Linens Holding Co. did announce total net sales of $566.9 million for the quarter, a 0.8% decrease over the same period in 2007, with comparable-store sales down 5.7%. Linens ’N Things opened seven stores and closed three in the first quarter, with total store square footage increasing 2.9% to 19.5 million.
When it announced its bankruptcy filing, Linens Holding also stated that Robert DiNicola would leave the post of president and ceo and would assume the position of executive chairman. DiNicola said the current soft economy had pushed Linens into bankruptcy, remarking, “The significant deterioration in the mortgage, housing and credit markets…has overwhelmed the operating and merchandising improvements that we have made over the past two years.”

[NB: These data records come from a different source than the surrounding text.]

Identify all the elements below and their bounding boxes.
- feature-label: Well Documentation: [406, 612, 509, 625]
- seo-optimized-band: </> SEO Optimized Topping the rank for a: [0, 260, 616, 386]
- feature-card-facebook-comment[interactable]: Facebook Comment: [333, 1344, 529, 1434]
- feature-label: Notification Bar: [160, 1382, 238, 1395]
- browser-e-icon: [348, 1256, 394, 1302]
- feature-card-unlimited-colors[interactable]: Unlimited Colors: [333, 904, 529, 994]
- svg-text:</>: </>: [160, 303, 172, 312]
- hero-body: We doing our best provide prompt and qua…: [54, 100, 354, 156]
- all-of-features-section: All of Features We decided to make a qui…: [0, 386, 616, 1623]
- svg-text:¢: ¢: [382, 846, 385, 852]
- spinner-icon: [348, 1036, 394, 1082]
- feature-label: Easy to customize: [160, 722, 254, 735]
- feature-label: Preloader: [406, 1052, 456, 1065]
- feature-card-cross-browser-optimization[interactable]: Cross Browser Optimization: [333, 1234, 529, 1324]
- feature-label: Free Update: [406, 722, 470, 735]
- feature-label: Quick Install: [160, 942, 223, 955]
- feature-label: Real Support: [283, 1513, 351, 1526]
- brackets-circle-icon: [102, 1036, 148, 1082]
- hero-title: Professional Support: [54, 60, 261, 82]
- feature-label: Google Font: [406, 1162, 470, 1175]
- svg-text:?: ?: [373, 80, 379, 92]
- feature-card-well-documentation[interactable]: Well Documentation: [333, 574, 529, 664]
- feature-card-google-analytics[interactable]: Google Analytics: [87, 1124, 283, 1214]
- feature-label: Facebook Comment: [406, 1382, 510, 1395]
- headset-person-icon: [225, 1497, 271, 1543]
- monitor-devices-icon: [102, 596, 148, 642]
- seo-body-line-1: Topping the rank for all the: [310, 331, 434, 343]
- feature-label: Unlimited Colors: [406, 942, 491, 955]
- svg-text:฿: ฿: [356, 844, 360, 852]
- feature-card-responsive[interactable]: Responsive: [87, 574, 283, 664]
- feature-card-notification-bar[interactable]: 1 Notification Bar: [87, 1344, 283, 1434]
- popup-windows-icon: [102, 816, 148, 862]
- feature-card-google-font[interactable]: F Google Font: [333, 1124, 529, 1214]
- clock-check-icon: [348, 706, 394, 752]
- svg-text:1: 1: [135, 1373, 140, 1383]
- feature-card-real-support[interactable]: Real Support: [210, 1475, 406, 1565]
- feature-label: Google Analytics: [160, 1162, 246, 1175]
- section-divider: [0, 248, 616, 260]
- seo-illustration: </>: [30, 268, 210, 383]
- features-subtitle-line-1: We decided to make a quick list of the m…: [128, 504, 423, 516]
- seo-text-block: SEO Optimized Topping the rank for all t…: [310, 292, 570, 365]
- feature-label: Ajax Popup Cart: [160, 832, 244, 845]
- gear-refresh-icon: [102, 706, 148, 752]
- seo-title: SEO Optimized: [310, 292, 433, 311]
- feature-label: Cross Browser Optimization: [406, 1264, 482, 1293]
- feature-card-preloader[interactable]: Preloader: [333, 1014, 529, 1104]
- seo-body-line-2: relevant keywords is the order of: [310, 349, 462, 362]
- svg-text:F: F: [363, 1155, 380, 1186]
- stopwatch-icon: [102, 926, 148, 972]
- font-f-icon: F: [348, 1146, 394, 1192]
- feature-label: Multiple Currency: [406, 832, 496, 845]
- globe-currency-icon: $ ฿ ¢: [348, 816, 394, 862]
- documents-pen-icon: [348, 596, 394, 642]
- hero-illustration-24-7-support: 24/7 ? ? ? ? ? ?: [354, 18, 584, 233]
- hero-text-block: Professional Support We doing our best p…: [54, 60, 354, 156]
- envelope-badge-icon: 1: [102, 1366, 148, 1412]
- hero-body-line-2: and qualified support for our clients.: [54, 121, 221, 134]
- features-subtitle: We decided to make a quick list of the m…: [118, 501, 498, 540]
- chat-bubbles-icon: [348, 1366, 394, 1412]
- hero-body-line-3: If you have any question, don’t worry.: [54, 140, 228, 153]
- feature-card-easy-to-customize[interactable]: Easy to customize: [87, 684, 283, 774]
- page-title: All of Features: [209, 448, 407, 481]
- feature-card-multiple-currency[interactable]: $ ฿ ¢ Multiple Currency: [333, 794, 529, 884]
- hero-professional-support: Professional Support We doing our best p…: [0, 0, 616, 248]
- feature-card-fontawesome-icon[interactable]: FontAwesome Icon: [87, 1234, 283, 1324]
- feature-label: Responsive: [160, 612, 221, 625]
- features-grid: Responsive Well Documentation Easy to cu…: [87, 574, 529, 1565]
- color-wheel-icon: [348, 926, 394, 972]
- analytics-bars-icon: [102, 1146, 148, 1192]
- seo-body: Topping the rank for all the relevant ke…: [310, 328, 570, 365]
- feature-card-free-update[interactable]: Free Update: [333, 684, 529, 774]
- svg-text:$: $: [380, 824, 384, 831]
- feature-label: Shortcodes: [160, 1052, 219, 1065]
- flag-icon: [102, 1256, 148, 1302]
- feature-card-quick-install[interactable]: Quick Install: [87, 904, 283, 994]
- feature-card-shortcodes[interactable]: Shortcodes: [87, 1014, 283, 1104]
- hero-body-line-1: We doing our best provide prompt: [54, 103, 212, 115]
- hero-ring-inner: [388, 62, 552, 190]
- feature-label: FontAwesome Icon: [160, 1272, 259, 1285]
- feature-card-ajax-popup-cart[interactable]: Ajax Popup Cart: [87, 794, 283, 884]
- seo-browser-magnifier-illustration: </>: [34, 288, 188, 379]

Michael Gries replaces DiNicola as ceo with the additional title of chief restructuring officer. Gries is a principle of Conway, Del Genio, Gries & Co., which Linens previously engaged as a restructuring consultant. Additionally, David Coder, formerly the evp of store operations, was promoted to president and coo.
Linens Holding Co. received $700 million in debtor-in-possession financing from GE Capital. The company will shutter 120 underperforming stores, located mostly in markets that have been heavily impacted by mortgage and related economic problems, including California, Florida and Michigan.
Currently, plans about renovating the operation haven’t gone farther than the 120 store closures, at least none that have been revealed. Linens spokesman Rich Tauberman said, “It’s still in the early days; in the coming months we’ll be putting together the plans, but the initial step was to close 120 stores.”
Analyst Tiffany Co of Fitch Ratings said the number may not represent enough underperforming stores operated by Linen ’N Things. This will be the second chance Apollo Management has had to close stores, she noted, the first being the original buyout of the chain. It should consider closing any that threaten to weigh on the chain further.
“I think a third of the stores are underperforming,” Co said. “Now they have the protection to revamp and get company and operation models going. Get rid of that bottom third. It seems like Apollo is hesitant about closing doors, but they may need that to get the operation turned around.”
Co said given margin pressures in the domestics business, Linens ’N Things’ failure to gain ground on Bed Bath & Beyond—despite imitating them on housewares, particularly, and home department improvements at middle-market broadliners—will mean the retailer will have a difficult time after any Chapter 11 emergence, even beyond the challenges arising from a general decline in the home furnishings business and the general economy.
Without radical change in company and store-level operations, things aren’t likely to get better. “I think the future is a little uncertain unless you can help consumers find a reason to go into stores,” said Co. “The company’s downfall recently has been not enough traffic.
“They said they had an average ticket increase, but traffic just dropped,” she continued. “It’s what they’ve been doing in the past year with the Best Bet program. They try to come down in pricing so people will come in [and] stimulate traffic, but they cut margins. They have to do something to drive customers in the store.”